Behind the Paper

What happens when young people design their future energy system?

In July 2025, the International Court of Justice issued a landmark advisory opinion declaring that states have legal obligations to combat climate change and protect the environment for present and future generations. But what struck me most wasn't the decision itself—it was that the case was inspired by young people fighting for their climate future. Young people learn a lot about climate change, enough to make them worry or avoid the topic altogether. But they rarely get the chance to have a say in the mitigation measures that are debated and eventually implemented, the very decisions that will shape their world.

We wanted to flip this script. In this study, we set out to answer: what energy systems would young people actually design if given the chance?

Through educational workshops, we transformed Norwegian high schools into energy planning laboratories. Students aged 15-16 became energy planners for a day. They debated renewable technologies in mock town halls, negotiated climate justice scenarios representing different countries, and made concrete choices about Norway's future zero-carbon electricity systems.

We then translated student preferences into an electricity system model, creating scenarios that reflected what informed Norwegian youth actually want for their energy future.

The results were surprising in several ways. Only about 30% of students supported new onshore wind development. Their opposition to wind turbines in agricultural, residential, and forested areas cut Norway's land-based wind potential by more than half. Offshore wind—which they strongly embraced—completely replaced what would have been 40% onshore deployment in a cost-optimized scenario. This reflected their commitment to nature preservation. As one student explained during feedback: "I am more anthropocentric and would like to not build it in residential areas, but I also think we need to protect nature."

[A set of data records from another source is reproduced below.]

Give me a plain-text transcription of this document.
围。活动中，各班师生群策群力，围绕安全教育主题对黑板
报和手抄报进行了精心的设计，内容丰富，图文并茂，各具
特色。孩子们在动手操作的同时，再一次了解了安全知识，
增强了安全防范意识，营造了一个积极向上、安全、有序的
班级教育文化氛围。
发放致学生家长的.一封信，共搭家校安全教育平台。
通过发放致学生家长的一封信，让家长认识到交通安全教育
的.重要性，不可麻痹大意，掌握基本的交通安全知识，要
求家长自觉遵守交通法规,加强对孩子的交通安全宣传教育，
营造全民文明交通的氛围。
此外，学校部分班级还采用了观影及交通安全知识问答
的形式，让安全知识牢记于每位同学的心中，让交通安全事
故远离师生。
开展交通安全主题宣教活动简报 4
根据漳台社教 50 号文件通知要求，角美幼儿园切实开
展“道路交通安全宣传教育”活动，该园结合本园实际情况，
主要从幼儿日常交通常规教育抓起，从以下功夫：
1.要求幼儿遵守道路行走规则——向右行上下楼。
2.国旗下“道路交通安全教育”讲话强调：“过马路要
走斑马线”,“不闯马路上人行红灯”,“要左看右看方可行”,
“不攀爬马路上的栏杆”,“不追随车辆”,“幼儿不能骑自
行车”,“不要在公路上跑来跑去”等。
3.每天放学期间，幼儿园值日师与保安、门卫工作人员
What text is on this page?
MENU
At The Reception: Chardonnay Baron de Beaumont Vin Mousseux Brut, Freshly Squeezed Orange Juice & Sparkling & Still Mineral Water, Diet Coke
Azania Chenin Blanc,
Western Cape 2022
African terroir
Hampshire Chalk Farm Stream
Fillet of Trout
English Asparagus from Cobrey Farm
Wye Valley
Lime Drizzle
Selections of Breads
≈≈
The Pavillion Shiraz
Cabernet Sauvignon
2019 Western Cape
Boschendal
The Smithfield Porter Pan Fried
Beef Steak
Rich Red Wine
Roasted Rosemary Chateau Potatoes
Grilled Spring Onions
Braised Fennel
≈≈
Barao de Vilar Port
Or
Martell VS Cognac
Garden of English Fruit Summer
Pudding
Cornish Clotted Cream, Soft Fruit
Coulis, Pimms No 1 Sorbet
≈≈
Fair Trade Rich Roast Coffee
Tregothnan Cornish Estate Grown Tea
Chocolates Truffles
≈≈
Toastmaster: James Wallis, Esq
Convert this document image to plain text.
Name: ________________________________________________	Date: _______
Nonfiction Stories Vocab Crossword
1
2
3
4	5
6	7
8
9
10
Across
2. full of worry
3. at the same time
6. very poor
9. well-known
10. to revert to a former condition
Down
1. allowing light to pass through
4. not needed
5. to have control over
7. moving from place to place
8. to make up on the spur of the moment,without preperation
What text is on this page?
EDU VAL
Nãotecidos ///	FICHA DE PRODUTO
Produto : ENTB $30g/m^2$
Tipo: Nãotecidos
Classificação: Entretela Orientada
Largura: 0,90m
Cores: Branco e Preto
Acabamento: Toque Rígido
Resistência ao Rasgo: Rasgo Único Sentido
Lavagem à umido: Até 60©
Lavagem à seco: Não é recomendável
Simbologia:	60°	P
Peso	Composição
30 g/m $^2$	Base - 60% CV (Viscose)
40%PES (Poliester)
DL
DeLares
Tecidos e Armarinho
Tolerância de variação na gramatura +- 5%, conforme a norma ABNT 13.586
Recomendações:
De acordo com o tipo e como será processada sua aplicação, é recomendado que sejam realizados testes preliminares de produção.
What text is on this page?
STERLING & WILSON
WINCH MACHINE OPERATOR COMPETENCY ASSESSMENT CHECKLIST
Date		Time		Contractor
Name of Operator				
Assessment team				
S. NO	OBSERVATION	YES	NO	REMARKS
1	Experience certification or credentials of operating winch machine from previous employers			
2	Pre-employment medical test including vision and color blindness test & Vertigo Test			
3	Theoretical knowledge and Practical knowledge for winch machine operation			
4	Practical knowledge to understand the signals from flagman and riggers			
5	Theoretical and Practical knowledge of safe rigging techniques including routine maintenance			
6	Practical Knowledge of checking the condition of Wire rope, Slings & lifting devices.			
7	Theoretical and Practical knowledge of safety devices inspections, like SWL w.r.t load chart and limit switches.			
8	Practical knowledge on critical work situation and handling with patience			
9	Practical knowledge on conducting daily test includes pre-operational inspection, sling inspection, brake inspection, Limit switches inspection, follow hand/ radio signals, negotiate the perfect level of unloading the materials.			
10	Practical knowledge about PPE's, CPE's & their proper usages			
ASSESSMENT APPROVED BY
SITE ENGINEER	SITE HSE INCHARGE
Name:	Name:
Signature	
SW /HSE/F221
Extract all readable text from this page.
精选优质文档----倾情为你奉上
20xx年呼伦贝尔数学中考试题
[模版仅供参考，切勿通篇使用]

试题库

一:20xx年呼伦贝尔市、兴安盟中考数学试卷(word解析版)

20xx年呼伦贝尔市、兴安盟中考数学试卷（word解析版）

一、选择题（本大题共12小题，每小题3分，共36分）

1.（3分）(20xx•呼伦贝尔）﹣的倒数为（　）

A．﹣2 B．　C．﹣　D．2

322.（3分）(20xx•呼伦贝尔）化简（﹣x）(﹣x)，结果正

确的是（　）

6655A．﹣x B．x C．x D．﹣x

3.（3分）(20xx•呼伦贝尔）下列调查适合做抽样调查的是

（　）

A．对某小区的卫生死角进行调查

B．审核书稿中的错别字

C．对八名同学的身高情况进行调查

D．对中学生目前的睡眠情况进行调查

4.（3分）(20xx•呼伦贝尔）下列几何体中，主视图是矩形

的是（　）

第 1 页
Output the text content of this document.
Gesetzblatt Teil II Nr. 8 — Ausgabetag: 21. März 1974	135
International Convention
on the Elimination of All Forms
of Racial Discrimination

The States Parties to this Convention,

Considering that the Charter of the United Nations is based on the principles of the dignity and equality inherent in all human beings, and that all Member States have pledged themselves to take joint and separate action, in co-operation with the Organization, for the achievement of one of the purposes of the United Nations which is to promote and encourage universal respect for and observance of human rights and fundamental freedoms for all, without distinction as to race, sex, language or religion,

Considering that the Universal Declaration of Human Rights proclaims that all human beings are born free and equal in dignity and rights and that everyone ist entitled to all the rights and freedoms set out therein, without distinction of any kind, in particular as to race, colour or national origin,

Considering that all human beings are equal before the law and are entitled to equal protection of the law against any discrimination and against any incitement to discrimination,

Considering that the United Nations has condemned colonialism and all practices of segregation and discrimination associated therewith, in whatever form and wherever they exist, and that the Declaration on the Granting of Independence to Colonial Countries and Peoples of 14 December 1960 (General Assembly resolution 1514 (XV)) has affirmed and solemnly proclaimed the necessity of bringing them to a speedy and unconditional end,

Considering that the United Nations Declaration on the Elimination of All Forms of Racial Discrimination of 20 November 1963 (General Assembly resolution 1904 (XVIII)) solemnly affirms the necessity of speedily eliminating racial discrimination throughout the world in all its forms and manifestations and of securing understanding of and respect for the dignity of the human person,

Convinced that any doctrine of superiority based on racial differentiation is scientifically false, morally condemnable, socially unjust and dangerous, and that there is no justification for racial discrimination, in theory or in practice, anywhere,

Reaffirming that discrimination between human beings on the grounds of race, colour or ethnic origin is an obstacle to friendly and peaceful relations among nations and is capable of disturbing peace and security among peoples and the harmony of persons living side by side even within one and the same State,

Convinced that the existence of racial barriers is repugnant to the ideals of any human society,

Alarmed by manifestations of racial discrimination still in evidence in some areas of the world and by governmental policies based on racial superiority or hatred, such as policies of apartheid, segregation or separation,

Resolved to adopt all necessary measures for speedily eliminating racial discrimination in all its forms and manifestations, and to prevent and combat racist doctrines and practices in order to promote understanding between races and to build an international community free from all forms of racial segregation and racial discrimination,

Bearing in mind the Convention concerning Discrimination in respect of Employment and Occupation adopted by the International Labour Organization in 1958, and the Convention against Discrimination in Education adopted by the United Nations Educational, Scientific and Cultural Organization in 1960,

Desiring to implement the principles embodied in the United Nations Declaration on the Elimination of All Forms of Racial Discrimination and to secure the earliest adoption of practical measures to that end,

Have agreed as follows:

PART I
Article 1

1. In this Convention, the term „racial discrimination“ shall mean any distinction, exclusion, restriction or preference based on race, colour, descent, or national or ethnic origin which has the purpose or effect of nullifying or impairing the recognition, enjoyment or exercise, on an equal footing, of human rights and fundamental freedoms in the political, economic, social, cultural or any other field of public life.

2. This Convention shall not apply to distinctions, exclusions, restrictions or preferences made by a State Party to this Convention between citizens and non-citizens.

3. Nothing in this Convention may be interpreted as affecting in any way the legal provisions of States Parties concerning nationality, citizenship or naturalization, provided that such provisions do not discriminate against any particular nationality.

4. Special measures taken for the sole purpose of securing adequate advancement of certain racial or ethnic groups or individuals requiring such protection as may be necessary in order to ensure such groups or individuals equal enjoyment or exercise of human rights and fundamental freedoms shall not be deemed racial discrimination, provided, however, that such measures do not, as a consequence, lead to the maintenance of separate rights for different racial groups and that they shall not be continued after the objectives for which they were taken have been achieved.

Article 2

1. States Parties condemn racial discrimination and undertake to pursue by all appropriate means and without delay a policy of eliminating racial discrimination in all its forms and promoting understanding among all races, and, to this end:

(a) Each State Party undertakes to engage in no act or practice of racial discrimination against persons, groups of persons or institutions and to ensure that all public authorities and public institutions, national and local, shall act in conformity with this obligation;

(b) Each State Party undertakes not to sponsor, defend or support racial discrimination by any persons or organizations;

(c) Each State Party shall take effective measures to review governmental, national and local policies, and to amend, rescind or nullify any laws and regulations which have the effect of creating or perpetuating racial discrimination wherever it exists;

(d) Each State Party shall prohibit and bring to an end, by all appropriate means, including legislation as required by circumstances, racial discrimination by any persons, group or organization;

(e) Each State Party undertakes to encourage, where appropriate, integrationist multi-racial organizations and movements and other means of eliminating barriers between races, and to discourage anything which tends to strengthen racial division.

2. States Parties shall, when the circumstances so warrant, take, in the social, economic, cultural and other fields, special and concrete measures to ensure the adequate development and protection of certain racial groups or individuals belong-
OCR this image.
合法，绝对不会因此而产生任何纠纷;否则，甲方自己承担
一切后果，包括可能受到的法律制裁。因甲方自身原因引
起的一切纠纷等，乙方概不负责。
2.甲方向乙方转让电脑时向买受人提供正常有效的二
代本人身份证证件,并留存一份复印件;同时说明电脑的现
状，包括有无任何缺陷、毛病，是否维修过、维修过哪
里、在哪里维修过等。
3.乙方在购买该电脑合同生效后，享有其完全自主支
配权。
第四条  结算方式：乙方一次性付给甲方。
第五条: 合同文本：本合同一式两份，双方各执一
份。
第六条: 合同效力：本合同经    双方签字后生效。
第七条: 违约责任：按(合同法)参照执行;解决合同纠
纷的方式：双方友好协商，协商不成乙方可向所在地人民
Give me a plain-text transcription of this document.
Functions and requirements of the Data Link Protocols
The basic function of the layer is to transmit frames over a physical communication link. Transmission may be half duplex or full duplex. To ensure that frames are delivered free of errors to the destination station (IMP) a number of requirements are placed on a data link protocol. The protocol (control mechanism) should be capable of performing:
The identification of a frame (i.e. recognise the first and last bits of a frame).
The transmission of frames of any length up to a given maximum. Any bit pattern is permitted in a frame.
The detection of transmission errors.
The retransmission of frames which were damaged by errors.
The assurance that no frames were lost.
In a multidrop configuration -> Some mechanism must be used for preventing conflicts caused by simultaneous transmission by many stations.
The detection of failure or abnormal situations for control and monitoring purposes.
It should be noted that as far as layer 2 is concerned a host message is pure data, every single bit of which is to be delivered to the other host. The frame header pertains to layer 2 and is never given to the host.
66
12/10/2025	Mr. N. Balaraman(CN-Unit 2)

The student-envisioned systems were about 25% more expensive, potentially increasing electricity costs by 10% in 2050 compared to cost-optimized alternatives. When we presented these cost implications during feedback sessions, responses varied. Some reaffirmed their choices: "Offshore and solar make sense to me." Others appeared to reconsider: "Though we have aesthetic and environmental demands, the cost is too high to consider all of these." Originally, cost efficiency was not the participants’ top priority; environmental stewardship was.

Operationalizing energy justice by meaningfully engaging young people requires careful design due to the complexity of energy systems. We conducted pilot workshops at a nearby school, discovering which concepts resonated and which confused, and then revised the workshop content accordingly before running the formal workshops. Our participatory modelling framework bridges quantitative energy system modelling and qualitative social science, in which the preferences of participants are translated into modelling constraints. For instance, when students say "protect forests," that becomes a spatial restriction; "prioritize offshore wind" becomes a capacity share limit in the model. This approach builds on existing energy system models rather than reinventing the wheel, integrating social dimensions into established techno-economic frameworks. Given the timeframe for achieving decarbonization targets within the planet's boundaries, we can't afford to start from scratch—we need to make our current tools more socially responsive. 

Our insights indicate that the net-zero energy system envisioned by young people does not necessarily deviate substantially from policymakers’ perspectives, as the Norwegian government’s plan to install offshore wind capacity of 30 GW by 2040. This suggests youth empowerment as a critical strategy for fostering broader community support and mitigating the growing negative sentiment towards renewable energy.

Of course, stated preferences through workshops are not a crystal ball. Preferences expressed in deliberative settings can differ from responses when wind turbines are actually proposed nearby. We observed this tension during workshop sessions: students acknowledged renewable energy creates jobs, yet worried these jobs wouldn't materialize locally. Despite supporting the energy transition in principle, they might oppose projects in their own communities, preferring to rely on stable employment in the oil and gas industry. This gap between stated and revealed preferences is real and important. 

Our framework is not perfect, but it is a beginning. It provides a way forward for operationalizing energy justice and social acceptance, and for bringing inclusive solutions to climate change. The International Court of Justice says states must protect future generations' climate. This study suggests one way to honor that obligation: empower young people by including them in energy planning debates. Our educational workshop-based framework provides a replicable pathway for systematically integrating stakeholder perspectives—particularly underrepresented groups like youth—into technically rigorous energy planning. What we learned in Norwegian classrooms might help other countries build energy transitions that are not only technically sound and economically viable, but also socially legitimate because those most affected helped design them.

I am grateful to all my co-authors for their active collaboration and encouragement, and to the reviewers for their constructive feedback throughout the publication process.